Fig. 5. CM from B16F10 cells induces neutrophil accumulation in the lung microenvironment.

(A) Schematic diagram showing the schedule for B16F10-CM treatment. WT and Del1KO mice (n = 8 each group) were intravenously administered with B16F10-CM for two consecutive days. Mice were euthanized the next day after the last B16F10-CM treatment. (B and C) Representative (B) and quantitative (C) flow cytometric analysis of myeloid cells and lymphocytes, graphed on Ly6C by Ly6G and CD3 by NK1.1 dot plots, respectively, among CD45⁺ cell populations in the lungs depicted in (A). (D and E) Representative (D) and quantitative (E) flow cytometric analysis of myeloid cells, graphed on Ly6C by Ly6G dot plots, among CD45⁺ cell populations in the spleens depicted in (A). (F and G) Representative images (F) and quantification (G) of lung metastasis in WT or Del1KO mice (n = 7 each group) after administration of media or B16F10-CM as depicted in (A) and then injection of B16F10-Luc2 cells by luciferase-based bioluminescence imaging (BLI). One day after the last B16F10-CM treatment, mice received an intravenous injection of B16F10-Luc2 cells. Horizontal bars indicate the means (C and E). *P < 0.05; **P < 0.01.

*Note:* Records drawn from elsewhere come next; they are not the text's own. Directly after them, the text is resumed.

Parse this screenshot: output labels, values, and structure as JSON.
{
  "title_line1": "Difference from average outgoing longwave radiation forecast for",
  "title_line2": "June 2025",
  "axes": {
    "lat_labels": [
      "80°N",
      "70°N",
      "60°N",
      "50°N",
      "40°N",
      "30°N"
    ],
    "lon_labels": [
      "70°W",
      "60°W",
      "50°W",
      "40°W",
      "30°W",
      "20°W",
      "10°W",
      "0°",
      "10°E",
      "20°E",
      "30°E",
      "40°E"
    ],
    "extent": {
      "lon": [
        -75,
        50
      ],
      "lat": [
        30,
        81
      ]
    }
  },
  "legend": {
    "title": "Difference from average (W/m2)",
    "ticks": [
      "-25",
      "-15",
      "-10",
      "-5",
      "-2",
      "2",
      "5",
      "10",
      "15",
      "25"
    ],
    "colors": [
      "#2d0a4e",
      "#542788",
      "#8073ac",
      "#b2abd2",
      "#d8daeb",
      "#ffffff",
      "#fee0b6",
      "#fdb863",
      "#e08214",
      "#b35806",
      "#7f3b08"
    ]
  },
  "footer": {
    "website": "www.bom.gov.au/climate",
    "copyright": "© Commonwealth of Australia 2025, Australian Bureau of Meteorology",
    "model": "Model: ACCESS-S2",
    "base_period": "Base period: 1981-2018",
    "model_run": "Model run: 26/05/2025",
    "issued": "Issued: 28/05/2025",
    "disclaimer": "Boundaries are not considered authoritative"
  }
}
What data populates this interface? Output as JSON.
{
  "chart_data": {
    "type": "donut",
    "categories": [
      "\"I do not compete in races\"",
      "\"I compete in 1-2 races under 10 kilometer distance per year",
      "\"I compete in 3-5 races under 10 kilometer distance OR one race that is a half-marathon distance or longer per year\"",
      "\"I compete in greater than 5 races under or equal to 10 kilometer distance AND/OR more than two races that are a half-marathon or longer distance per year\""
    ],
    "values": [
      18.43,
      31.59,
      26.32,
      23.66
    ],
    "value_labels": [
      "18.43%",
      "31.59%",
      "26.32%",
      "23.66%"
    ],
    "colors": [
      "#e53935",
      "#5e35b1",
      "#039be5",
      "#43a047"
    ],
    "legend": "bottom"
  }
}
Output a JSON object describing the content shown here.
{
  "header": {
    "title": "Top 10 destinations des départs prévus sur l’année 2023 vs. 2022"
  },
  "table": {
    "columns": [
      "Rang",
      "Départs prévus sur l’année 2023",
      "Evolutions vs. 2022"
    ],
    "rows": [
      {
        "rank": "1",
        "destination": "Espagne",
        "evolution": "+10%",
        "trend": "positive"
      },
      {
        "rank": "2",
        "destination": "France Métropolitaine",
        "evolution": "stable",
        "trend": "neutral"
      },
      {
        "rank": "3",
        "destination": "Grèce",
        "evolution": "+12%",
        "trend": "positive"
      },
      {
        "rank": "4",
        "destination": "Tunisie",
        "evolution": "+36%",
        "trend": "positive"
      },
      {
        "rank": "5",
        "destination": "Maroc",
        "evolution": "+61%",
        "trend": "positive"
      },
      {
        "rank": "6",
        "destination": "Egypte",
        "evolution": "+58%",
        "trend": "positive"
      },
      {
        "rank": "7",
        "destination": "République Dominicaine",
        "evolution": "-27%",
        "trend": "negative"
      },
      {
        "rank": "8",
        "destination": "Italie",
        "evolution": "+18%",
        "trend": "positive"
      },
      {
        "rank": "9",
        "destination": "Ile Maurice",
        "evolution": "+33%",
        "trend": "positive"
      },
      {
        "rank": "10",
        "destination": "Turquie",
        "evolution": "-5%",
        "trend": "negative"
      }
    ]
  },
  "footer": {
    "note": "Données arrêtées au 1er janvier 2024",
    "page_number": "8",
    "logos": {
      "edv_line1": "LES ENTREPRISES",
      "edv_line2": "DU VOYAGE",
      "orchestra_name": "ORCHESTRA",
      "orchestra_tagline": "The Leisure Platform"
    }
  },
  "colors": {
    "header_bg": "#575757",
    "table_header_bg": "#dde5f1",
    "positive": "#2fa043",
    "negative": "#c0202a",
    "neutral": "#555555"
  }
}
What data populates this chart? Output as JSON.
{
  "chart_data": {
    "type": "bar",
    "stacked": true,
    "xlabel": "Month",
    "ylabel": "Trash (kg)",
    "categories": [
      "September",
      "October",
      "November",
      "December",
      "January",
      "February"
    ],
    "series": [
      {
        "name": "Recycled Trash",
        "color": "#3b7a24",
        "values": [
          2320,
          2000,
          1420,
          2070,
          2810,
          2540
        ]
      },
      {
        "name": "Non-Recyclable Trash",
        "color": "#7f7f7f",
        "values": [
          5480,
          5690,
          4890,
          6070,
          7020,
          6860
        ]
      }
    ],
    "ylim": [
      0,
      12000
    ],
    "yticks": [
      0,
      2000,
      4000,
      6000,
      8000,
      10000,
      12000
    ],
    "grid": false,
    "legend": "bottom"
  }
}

Fig. 6. DEL-1 deficiency promotes neutrophil recruitment to perimetastatic foci in the lung.

(A) Scheme of two-photon intravital imaging. DsRed-B16F10 cells were intravenously injected (day 0) and imaged at day 5 for GFP⁺ neutrophils and DsRed⁺ B16F10 cells. (B and C) Representative images (B) and quantification (C) of neutrophils around metastatic foci in the lungs of LysM-GFP/WT (n = 10) or LysM-GFP/Del1 KO mice (n = 7). Scale bar, 50 μm. (D) Migration trajectories of neutrophils observed for 15 min in a field of view. The starting point for each neutrophil was set to zero. Axis unit = μm. (E to G) Quantification of neutrophil velocity (E), displacement (F), and meandering index (G) from intravital imaging. (H) Broad view of cleared lung tissue 5 days after DsRed-B16F10 cell injection. Scale bar, 300 μm. (I) Counts of neutrophils within 50 μm from the boundaries of metastatic foci. (J) The number of neutrophils inside the metastatic foci. *P < 0.05; ****P < 0.0001.